“When you work as hard as I do, having confidence is no problem.”
I love this comment! Jordan won an Gold medal in wrestling at the London Olympics, so he surely knows a thing or two about hard work and results. We need to earn the right to feel proud and confident — and working hard is the way we get there.
The Compact Oxford English Dictionary gives two basic definitions of “confidence:” 1) the belief that one can have faith in or rely on someone or something; 2) self-assurance arising from an appreciation of one’s abilities.
In a nutshell, confidence involves having faith in, feeling sure about, and appreciating your skills and talent. And this belief that you have what it takes to accomplish what you value and aspire to is the product of putting in the time, doing the work, and pushing yourself to the next level.
The more I learn about accomplished writers, the more I realize that they invested long hours and many years in building the foundation for their success. When Nathaniel Hawthorne was writing A Scarlet Letter, his wife noted in her journal that he worked nine hours a day, day after day. It took James Joyce years to write Ulysses. And Ernest Hemingway penned an ocean of words over decades before he was capable of writing two of his most beloved works: For Whom the Bell Tolls and The Old Man and the Sea.

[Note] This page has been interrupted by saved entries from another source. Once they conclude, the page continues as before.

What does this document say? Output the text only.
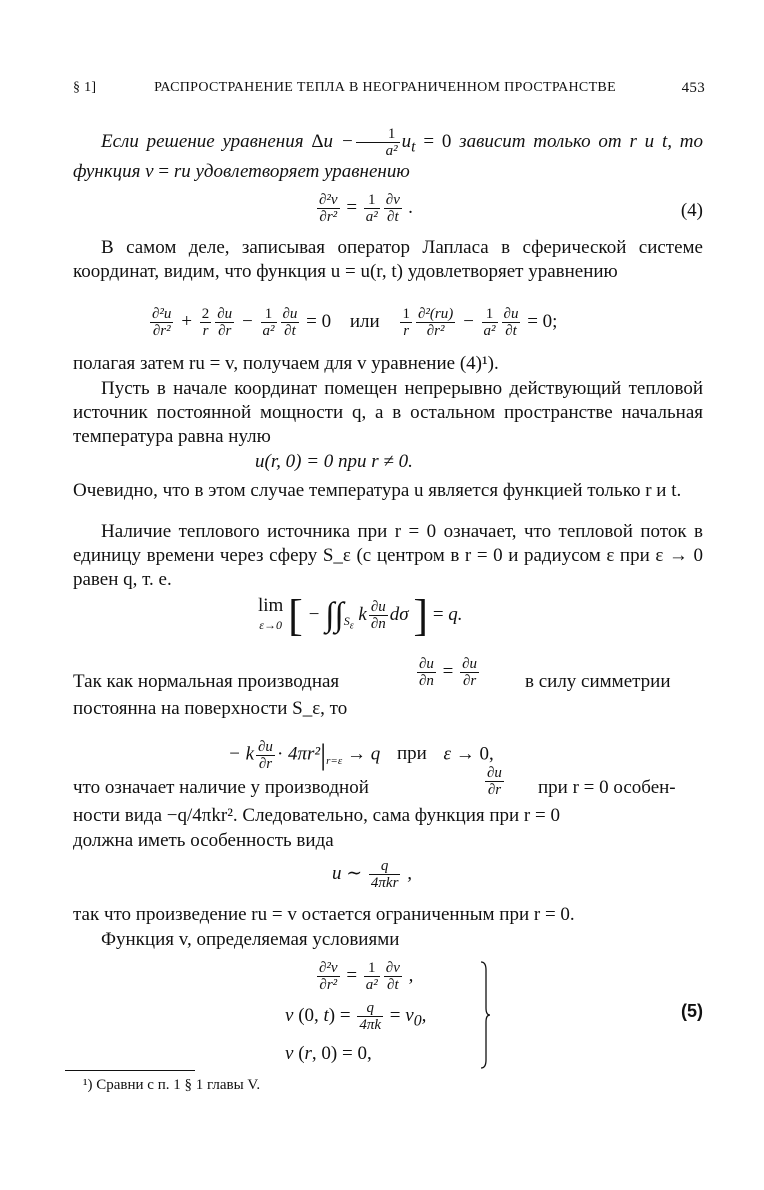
§ 1]	РАСПРОСТРАНЕНИЕ ТЕПЛА В НЕОГРАНИЧЕННОМ ПРОСТРАНСТВЕ	453
Если решение уравнения $\Delta u - \frac{1}{\text{a²}} u_t = 0$ зависит только от r и t, то функция v = ru удовлетворяет уравнению
$\frac{\text{∂²v}}{\text{∂r²}} = \frac{1}{\text{a²}} \frac{\partial v}{\partial t}$ .	(4)
В самом деле, записывая оператор Лапласа в сферической системе координат, видим, что функция u = u(r, t) удовлетворяет уравнению
$\frac{\text{∂²u}}{\text{∂r²}} + \frac{2}{r} \frac{\partial u}{\partial r} - \frac{1}{\text{a²}} \frac{\partial u}{\partial t} = 0$ или $\frac{1}{r} \frac{\text{∂²(ru)}}{\text{∂r²}} - \frac{1}{\text{a²}} \frac{\partial u}{\partial t} = 0$;
полагая затем ru = v, получаем для v уравнение (4)¹).
Пусть в начале координат помещен непрерывно действующий тепловой источник постоянной мощности q, а в остальном пространстве начальная температура равна нулю
u(r, 0) = 0 при r ≠ 0.
Очевидно, что в этом случае температура u является функцией только r и t.
Наличие теплового источника при r = 0 означает, что тепловой поток в единицу времени через сферу S_ε (с центром в r = 0 и радиусом ε при ε → 0 равен q, т. е.
lim
ε→0 [ − $\int\int_{S_\varepsilon}$ k $\frac{\partial u}{\partial n}$ dσ ] = q.
Так как нормальная производная	$\frac{\partial u}{\partial n} = \frac{\partial u}{\partial r}$ в силу симметрии
постоянна на поверхности S_ε, то
− k $\frac{\partial u}{\partial r} \cdot 4\pi r^2|_{r=\varepsilon} \to q$ при ε → 0,
что означает наличие у производной	$\frac{\partial u}{\partial r}$ при r = 0 особен-
ности вида −q/4πkr². Следовательно, сама функция при r = 0
должна иметь особенность вида
u ∼ $\frac{q}{\text{4πkr}}$ ,
так что произведение ru = v остается ограниченным при r = 0.
Функция v, определяемая условиями
$\frac{\text{∂²v}}{\text{∂r²}} = \frac{1}{\text{a²}} \frac{\partial v}{\partial t}$ ,
v (0, $t) = \frac{q}{4\pi k} = v_0$,
v (r, 0) = 0,
(5)
¹) Сравни с п. 1 § 1 главы V.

Lucy Maud Montgomery wrote her classic novel Anne of Green Gables while she was working as a proofreader and editor. She would get up every morning at six and devote time to her creative fiction. In her journal, she noted that her work was getting better: She was writing stories that she couldn’t have written six months or a year before. Investing time in developing her craft gave her a command over the tools of her trade — and she could see and feel the difference it made. The same goes for us: The harder we work, the better and more confident we’ll feel. Write on!